Thankfully, we are living longer than ever before. We may spend fifty years working, but statistically we have a solid ten to twenty years when financially prepared people can rest on their proverbial laurels.
As the population of retired and elderly people grows, so do instances of financial elder abuse.
There is pure financial exploitation, and there is hybrid financial exploitation.
Pure financial exploitation amongst the elderly is abuse inflicted upon those who are physically and financially independent. This abuse is often in the form of scams. For example, a contractor receives money upfront for a senior’s home repairs but fails to start or complete the project. And, there are lottery scams that entice elderly citizens to send in large payments in order to receive “cash prizes”.
Hybrid financial exploitation is when an elderly person is financially independent – they may own their own home or have enough money to cover their expenses and care – but they are physically dependent. In the cases of hybrid financial exploitation, researchers found that it was more likely for the victims to be exploited by a family member, endure the abuse for a longer period of time, and they are more likely to experience negative health, financial, and social consequences of the abuse. Perhaps a nephew gradually drains his uncle’s life savings or a daughter steals her mother’s medications to sell them on the streets.

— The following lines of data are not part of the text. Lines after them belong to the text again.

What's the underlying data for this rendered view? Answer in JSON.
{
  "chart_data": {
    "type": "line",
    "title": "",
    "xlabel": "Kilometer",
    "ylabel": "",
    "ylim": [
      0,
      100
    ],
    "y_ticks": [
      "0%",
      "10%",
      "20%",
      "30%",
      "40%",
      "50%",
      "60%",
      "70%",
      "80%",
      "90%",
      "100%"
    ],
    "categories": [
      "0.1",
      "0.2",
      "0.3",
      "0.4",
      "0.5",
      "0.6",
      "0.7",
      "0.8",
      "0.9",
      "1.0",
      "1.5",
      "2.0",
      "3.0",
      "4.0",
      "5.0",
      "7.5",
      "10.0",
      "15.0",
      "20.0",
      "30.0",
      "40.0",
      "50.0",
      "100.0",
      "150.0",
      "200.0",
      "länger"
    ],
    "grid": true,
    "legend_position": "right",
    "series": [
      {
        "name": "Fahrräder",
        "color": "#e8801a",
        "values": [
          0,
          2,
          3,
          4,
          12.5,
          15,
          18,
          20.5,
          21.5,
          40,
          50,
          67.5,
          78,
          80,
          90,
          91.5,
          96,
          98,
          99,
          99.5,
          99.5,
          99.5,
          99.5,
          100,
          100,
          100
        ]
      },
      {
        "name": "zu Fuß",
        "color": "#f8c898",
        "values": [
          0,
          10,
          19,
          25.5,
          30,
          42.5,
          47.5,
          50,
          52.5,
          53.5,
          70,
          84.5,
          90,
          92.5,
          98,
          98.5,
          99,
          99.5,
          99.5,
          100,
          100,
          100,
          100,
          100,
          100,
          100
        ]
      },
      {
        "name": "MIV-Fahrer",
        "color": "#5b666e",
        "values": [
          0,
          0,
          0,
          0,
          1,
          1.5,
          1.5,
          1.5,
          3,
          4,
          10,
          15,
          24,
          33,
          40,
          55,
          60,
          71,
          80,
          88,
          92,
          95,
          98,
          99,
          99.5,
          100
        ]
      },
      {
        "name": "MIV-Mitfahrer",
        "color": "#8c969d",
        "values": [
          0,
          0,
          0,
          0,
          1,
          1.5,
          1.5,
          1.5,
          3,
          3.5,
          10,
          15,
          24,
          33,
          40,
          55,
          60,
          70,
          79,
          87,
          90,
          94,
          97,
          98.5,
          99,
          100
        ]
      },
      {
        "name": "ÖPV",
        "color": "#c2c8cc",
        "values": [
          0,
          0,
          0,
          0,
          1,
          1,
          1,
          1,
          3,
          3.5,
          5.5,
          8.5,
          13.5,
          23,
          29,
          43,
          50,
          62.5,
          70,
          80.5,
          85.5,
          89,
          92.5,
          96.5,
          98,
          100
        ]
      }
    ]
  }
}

Forbes magazine lists these signs that we can look for in trying to recognize financial exploitation of an elderly person:
- Unexpected changes in bank account balances or banking practices
- Allowing a new friend or trusted acquaintance to make decisions on the elderly person’s behalf
- Unauthorized or unexplained financial account withdrawals
- Disappearance of funds or valuable possessions
- Unanticipated transfer of assets to a family member or friend
- Sudden changes to a will or other important financial documents
Some of these may sound more familiar to us than others, but the important thing is that we look for them in the lives of our relatives and close friends.

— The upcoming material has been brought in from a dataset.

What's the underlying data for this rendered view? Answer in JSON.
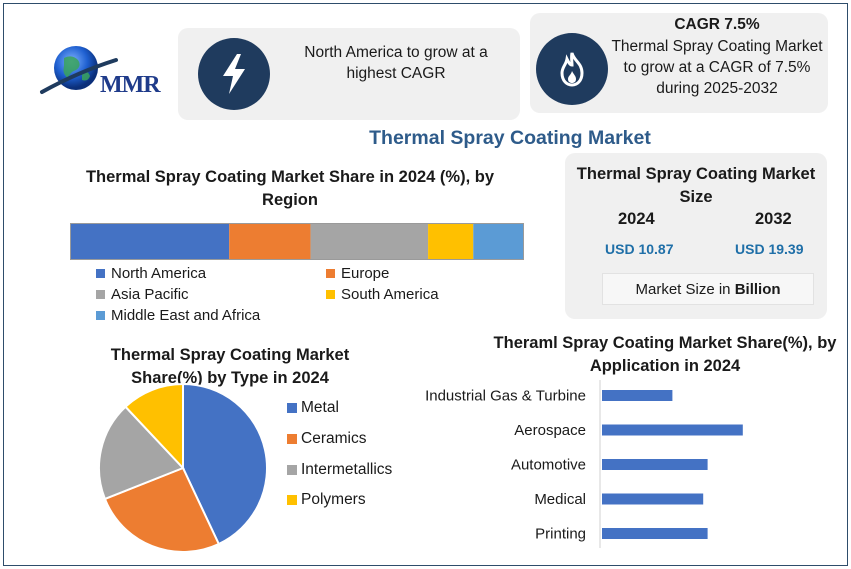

If you suspect elder abuse of any kind, or any financial exploitation of a vulnerable adult, reach out to Adult Protective Services who can help investigate and resolve the situation.
We know how hard we have worked for our money. We know how difficult it is to save, and to plan for sustaining our lives once we no longer have a traditional income. So, pay it forward. Look after those around you, and someday someone may protect you and everything you have worked for, too.